RAL Tier1 weekly operations castor 20/02/2012

From GridPP Wiki
Jump to: navigation, search

Operations News

  • Nameserver upgraded to 2.1.11-8
  • CMS upgraded to 2.1.11-8

Operations Problems

  • SRM problems following nameserver linked to a failure to update an alias pointing to old nameserver (castorvmgr.ads.rl.ac.uk).
  • Upgraded VMGR caused heavy load. We were running it on both NS's, as before. Once one was turned off, the problem ceased.
  • Ongoing crashing of SRMs, especially ATLAS. A better restarter has been put into place.
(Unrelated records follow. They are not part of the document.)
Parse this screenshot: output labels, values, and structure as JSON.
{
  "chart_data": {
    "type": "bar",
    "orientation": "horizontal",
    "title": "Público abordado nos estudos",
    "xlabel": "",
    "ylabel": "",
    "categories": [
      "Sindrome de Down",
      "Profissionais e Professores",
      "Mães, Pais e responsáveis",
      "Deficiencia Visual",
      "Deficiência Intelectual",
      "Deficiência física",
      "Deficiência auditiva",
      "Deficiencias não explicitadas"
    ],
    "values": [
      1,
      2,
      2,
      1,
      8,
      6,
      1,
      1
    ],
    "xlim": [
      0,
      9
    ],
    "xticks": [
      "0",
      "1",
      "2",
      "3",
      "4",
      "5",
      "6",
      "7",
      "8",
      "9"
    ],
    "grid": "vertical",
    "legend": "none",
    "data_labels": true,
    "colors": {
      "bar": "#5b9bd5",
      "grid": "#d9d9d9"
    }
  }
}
Possible causes are:
    • SL4 rpms (OS is SL5). We are configuring and testing the preprod SRM setup with upgraded rpms
    • grid-mapfile distribution. A workaround is already in place
    • some other memory problems

Blocking Issues

  • none

Planned, Scheduled and Cancelled Interventions

Entries in/planned to go to GOCDB

Description Start End Type Affected VO(s) Lead by
CASTOR 2.11-8 ATLAS Stager upgrade, inc. move to new hardware+SL5+Quattor 22/02/2012 08:00 22/02/2012 16:00 Downtime ATLAS Matthew
CASTOR 2.11-8 LHCb Stager upgrade, inc. move to new hardware+SL5+Quattor 27/02/2012 08:00 27/02/2012 16:00 Downtime LHCb Matthew
CASTOR 2.11-8 Gen Stager upgrade, inc. move to new hardware+SL5+Quattor 29/02/2012 08:00 29/02/2012 16:00 Downtime Gen Matthew

Advanced Planning

  • Move Tier1 instances to new Database infrastructure which with a Dataguard backup instance in R26
  • Switch from LSF to Transfer Manager after 2.1.11 upgrade. Will need to better stress-test TM on preprod
  • Start using Tape Gateway once CERN have been using it in production for approx. 2 months.

Staffing

  • Castor on Call person: Shaun
  • Staff absence/out of the office:
    • Shaun (Tues)